As Universities reopen, a terrible plague promptly shows up: housing scammers.  There is no reliable data concerning the number of victims, but only within the last weeks at least 5 students lamented on Facebook groups being scammed while searching for a room in Groningen.

Extremely high competition in finding an accommodation creates a fertile environment for criminal activities taking advantage of the lack of experience and urgency of newcomers.

Swindled students are mostly internationals who look for a room before moving to the Netherlands and end up losing usually around 1000-1500 euros.

“This is my first experience abroad. I was aware of the risk, but there were an agreement, a valid ID, there was everything!” says Ùlvis Felix, Creative Industries first year Bachelor student from Latvia, who answered to a fake announcement on a free Facebook group after weeks of unsuccessful research.  

Extracts of the conversation between the scammer and Ulvis.

Housing frauds proliferate also because they go almost always unpunished. Scammers use fake identities, leaving no trace after luring their victims, and they operate with international bank accounts that are very difficult to retrace. When Ùlvis realized something was wrong, he had already sent to the swindler 1500€.

Extracts of the conversation after Ulvis understood that he had been scammed.

The Facebook group “Free housing announcements in Groningen” counts more than 25.000 subscribers and it’s open to all, without any restriction or control. No surprise it became a scam-hive. 

The admin Laura van den Herrewegen works/ed for the renting company ViaFlats. She declared that she has no time to manage the page but avoided further questions.

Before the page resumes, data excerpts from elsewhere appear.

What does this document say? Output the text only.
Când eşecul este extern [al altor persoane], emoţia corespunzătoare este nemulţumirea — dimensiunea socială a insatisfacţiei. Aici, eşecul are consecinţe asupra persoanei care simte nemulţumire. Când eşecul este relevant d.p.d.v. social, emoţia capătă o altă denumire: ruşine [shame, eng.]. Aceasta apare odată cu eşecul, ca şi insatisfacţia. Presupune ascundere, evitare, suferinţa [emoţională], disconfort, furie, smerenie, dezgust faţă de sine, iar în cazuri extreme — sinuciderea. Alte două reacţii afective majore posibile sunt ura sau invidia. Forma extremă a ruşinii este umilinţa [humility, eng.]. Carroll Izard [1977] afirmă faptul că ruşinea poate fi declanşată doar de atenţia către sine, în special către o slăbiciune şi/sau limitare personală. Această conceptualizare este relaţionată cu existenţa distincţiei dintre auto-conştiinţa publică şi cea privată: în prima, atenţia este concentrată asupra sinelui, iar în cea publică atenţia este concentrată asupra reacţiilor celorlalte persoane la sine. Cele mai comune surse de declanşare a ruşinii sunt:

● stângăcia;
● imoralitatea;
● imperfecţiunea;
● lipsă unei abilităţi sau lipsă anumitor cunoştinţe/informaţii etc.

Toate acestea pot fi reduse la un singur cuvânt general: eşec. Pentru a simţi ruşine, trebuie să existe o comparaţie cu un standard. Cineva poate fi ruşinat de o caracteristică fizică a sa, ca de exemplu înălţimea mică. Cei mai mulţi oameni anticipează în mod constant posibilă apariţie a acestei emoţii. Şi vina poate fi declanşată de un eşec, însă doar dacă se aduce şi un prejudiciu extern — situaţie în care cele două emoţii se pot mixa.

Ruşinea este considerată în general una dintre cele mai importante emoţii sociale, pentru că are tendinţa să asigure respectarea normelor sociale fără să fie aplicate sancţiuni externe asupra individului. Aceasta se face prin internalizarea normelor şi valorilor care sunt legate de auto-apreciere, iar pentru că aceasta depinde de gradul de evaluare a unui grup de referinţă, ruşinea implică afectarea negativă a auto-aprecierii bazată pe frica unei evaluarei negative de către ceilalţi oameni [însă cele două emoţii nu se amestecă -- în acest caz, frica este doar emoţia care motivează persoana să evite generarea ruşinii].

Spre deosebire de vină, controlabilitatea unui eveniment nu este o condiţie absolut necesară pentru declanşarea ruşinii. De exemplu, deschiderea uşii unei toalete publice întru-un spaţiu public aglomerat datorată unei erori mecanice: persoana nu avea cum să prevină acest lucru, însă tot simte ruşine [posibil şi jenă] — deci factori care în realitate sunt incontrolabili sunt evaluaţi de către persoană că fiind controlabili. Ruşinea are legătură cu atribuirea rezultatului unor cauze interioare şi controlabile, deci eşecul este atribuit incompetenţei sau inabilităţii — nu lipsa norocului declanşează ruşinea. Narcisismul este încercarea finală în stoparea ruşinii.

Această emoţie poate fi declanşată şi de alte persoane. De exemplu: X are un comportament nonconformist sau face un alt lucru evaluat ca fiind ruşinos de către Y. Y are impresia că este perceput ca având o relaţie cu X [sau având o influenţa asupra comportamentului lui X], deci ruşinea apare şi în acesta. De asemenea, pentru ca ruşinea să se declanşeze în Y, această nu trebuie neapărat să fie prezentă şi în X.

Is it just negligence or complicity in a scamming scheme? Daniëlle Westra, a student active for years in scam demasking, is suspicious. “I proposed to take over the group as an admin, because it was a mess, but they did not want that. I kept reporting scammers until they blocked or ignored me.”

However, scammers do not only infiltrate Fb groups. Anna Lauenburger, a German Bachelor student, was scammed on the platform Roomster.nl. After disbursing 20€ for the subscription, she exchanged emails with a professed landlord.

Some of the emails sent to Anna by the scammer.

The fraud was meticulously orchestrated. “At the beginning I was suspicious but then they had so many good reasons and explanations that in the end it felt like it was real.” Anna says. “They send me an Airbnb link to their page for the payment and it also looked normal.”

Anna lost 1050€.  Both her and Ulvis reported to the police and have a place to live now.